Monday, November 10, 2008

How Body Image Can Effect Your Health

Numerous factors weight on a person’s body image, factors such as mass media, including magazines, television, film, peer groups, and family opinions etc. There is no such thing as the perfect body as different cultures have their own standards for judging what is attractive. It can be very interesting to explore the differing norms that can exist even within a particular culture as societal standard can shift periodically.

For example, in the US, the thin stereotype has been the most popular since the 1960’s when a particular clothes model named Twiggy captured the attention of the public. The average fashion model these days is almost 6 feet tall and weights about 130 pounds while the average American woman is 5 feet 4 inches tall and weights 140 pounds. The disparity can lead to a mountain of self esteem problems when a woman does not meet the expectations of the cultural ideal.

Mainstream media portray the thin model stereotype as equating to happiness and success, and cases of weight discrimination have even been tried in court.

Even though many health organizations emphasize health rather than weight some people feel more pressure than ever to mold themselves to the ideal due to body image distortion. Most objective sources see this “you’re OK, I’m OK” theory as silly and unhelpful. With obesity statistics increasing at an alarming rate, medical cost estimates for the future due to the condition run in the tens of billions of dollars. Some see this as an unacceptable monetary burden put on society due to the simple refusal of people to learn an effective way to control their weight. Japan has even started a program that may be the future in many countries, penalizing it’s citizens for failing to conform to certain weight guidelines.

There are predictable stages in life when an individual is more susceptible to body image distortion. Puberty is the most significant time in a person’s life when rapid changes take place in the body. At this time adolescent males will gain muscle mass, height and facial hair as well as a deeper voice and will often shed any residual “baby fat”. They may see there bodies as smaller than they actually are. Just the opposite, females will gain fat in the buttocks, hips, breasts and legs and will often see their bodies as fat when they compare them to those of the fashion models in the mass media.

Body distortion is closely related to the development of eating disorders.

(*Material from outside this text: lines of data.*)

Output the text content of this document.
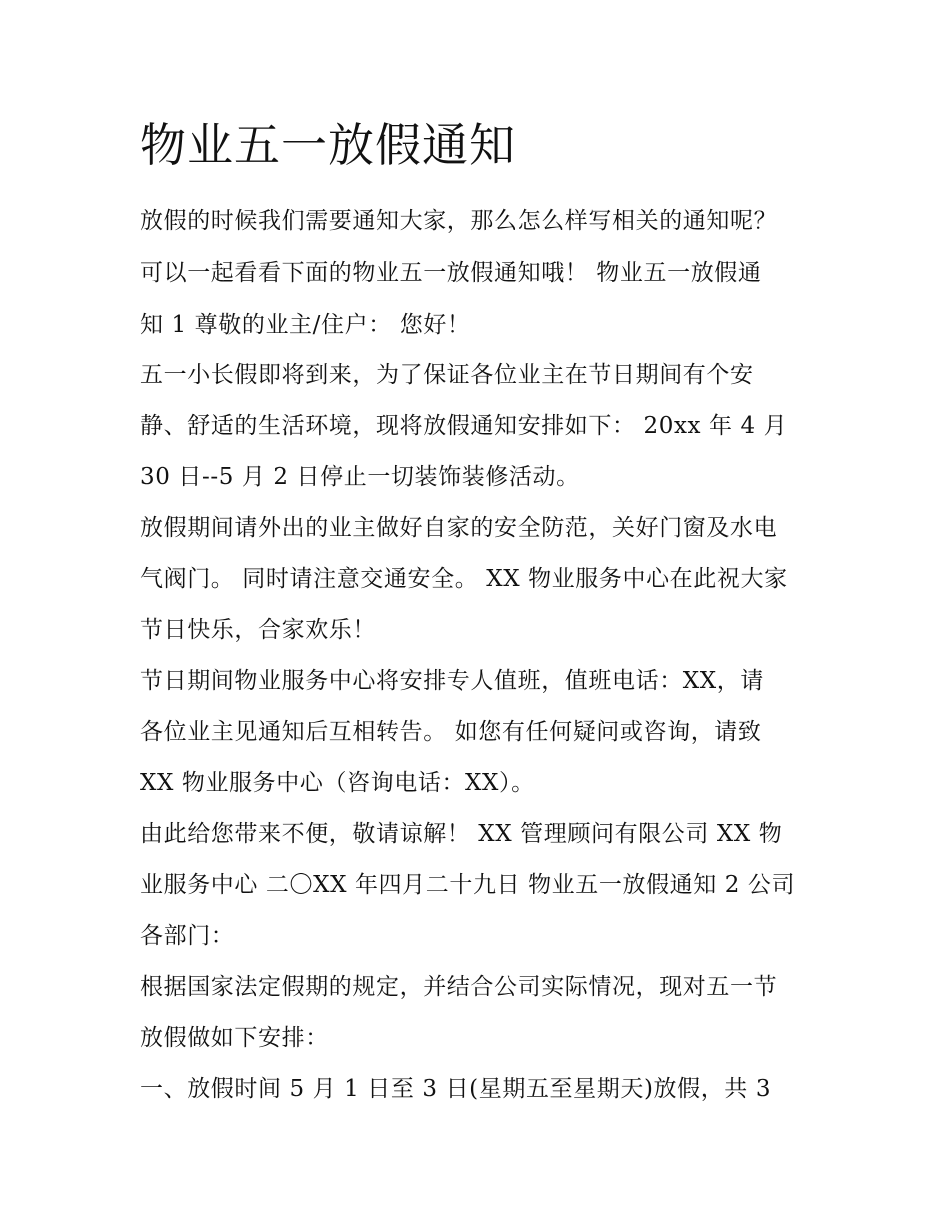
物业五一放假通知

放假的时候我们需要通知大家，那么怎么样写相关的通知呢？

可以一起看看下面的物业五一放假通知哦！ 物业五一放假通

知 1 尊敬的业主/住户： 您好！

五一小长假即将到来，为了保证各位业主在节日期间有个安

静、舒适的生活环境，现将放假通知安排如下： 20xx 年 4 月

30 日--5 月 2 日停止一切装饰装修活动。

放假期间请外出的业主做好自家的安全防范，关好门窗及水电

气阀门。 同时请注意交通安全。 XX 物业服务中心在此祝大家

节日快乐，合家欢乐！

节日期间物业服务中心将安排专人值班，值班电话：XX，请

各位业主见通知后互相转告。 如您有任何疑问或咨询，请致

XX 物业服务中心（咨询电话：XX）。

由此给您带来不便，敬请谅解！ XX 管理顾问有限公司 XX 物

业服务中心 二〇XX 年四月二十九日 物业五一放假通知 2 公司

各部门：

根据国家法定假期的规定，并结合公司实际情况，现对五一节

放假做如下安排：

一、放假时间 5 月 1 日至 3 日(星期五至星期天)放假，共 3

The jury is still out in some circles as to which abnormality begets which, but most in the medical field agree that this development involves many facets of the individual’s makeup including family heredity, peer group, and psychological factors that create body distortion. One percent of teenage girls in the United States develop anorexia nervosa which can be deadly if not taken care of. These disorders occur only in developed countries where food is plentiful and the occurrences increase with wealth.

Females with anorexia and bulimia can see themselves as fat no matter how thin they may already be. Much more controversial is the idea that males develop what some in the medical field call “muscle dysmorphia ”. This is an imaginary disease in which males supposedly see themselves as skinny and underweight. This disorder can be magnified, they say, when the individual is a bodybuilder and will see himself as skinny no matter how enlarged his musculature.

A bodybuilder may want to pack on all the muscle possible for their specific body type but scoff and laugh hysterically at the notion of “muscle dismorphia”. Bodybuilding contests have changed over the years to require larger and larger muscles simply to compete in the contest and this is usually the reason that the
bodybuilder will continuously try to pack on more size. One only has to look in on bodybuilders that have reached the pinnacle of bodybuilding achievement, Mr. Olympia, and have retired from competition, to see that this is true. After the competition years the individual will drop up to 80 pounds of pure muscle or more because it is no longer needed to compete.

Treatments for eating disorders created by body image distortion range from behavioral therapy to smart diet programs for the mild cases. It is remarkable that a woman will put herself through measures such as bingeing and purging when an effective diet and exercise program is so much easier and infinitely more life changing. More on this subject in future articles.